0047 [INTERATIVO] Amigo de infância ou ficante, mas me traiu!

Ele disse que ficou com outra
Um amigo de infância virou “amizade colorida” e sempre saíamos juntos. No dia seguinte que saímos num final de semana ele me disse que tinha ficado com outra. Sem brigar falei que não queria mais ficar com ele, então disse que sentia por minha decisão. Ele jamais agiu assim! Estou perplexa, chateada, me sentindo usada e ferida com tudo, confusa e não sei como encarar a situação.
Cris, 19.

É muito comum situações de amizade intensa entre home e mulher ser confundida com amor. Tanto é fato que você assume a relação como “amizade colorida”. Veja que há o termo ‘amizade’. Não chegou a ser um “namoro preto e branco”, certo? Mas parece que isso estava claro a ele, e não a você. Ele sim estava curtindo ‘ficar’, e mesmo que queira se enganar, o envolvimento para você já tinha tomado outras proporções.

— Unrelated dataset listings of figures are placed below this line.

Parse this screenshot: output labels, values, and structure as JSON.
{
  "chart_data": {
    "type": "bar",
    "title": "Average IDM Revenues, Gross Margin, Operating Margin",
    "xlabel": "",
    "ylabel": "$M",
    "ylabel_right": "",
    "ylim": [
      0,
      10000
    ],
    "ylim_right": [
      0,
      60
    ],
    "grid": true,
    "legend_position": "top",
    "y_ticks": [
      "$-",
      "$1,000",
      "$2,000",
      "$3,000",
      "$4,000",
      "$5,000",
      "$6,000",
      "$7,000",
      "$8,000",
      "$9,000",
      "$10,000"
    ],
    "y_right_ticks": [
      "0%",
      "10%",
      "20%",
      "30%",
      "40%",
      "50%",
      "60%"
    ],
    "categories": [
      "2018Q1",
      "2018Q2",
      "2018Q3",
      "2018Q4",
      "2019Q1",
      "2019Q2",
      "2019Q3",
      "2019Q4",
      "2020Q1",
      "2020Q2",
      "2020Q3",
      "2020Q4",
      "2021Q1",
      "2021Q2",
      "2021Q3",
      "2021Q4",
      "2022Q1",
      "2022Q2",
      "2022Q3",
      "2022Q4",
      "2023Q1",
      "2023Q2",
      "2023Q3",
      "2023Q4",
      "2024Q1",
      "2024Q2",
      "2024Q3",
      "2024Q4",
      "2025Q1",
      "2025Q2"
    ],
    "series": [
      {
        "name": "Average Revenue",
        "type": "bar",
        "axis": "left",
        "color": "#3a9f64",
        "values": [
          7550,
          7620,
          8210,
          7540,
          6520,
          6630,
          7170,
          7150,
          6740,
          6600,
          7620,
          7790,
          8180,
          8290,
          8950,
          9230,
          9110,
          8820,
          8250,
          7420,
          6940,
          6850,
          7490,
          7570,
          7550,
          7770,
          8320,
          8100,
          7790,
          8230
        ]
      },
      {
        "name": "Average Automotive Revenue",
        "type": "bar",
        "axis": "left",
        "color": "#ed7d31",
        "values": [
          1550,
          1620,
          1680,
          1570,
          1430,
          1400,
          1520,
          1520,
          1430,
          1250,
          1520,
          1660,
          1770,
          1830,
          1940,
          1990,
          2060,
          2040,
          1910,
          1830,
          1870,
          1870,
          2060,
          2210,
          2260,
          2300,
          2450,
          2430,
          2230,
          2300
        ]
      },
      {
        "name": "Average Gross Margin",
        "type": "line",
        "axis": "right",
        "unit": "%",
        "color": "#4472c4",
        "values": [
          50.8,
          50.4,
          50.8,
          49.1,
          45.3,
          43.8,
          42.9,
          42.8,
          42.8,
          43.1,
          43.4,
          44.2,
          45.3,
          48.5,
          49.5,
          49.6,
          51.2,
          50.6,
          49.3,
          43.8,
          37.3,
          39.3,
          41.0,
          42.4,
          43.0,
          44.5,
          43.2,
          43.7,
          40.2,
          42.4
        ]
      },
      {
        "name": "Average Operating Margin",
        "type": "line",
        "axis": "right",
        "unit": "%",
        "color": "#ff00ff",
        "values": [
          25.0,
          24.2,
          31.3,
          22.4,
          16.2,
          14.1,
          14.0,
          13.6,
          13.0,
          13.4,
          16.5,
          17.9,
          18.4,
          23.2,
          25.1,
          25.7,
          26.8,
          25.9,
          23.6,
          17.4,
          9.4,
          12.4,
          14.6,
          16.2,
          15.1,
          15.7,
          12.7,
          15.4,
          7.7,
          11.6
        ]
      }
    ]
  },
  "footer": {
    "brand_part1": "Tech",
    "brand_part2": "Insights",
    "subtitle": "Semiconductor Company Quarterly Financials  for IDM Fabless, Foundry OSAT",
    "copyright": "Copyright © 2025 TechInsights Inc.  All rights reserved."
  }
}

Em sua idade é mais fácil pensar que por ser amigo de infância o relacionamento tenha maiores chances de se consolidar. Também somos mais irresponsáveis com nossa vida afetiva, e apesar de tudo ser muito gostoso, as consequências chegam.

Mas você fala em perplexidade. Seria mesmo com o fato de ser incomum esse comportamento nele? Ou você não se deu conta do quanto alimentou mais expectativas que ele? Ou por você ter sido deixada? Será que estaria perplexa se estivesse desejando se desvencilhar dele, por exemplo? Parece-me ser esse um início para suas reflexões.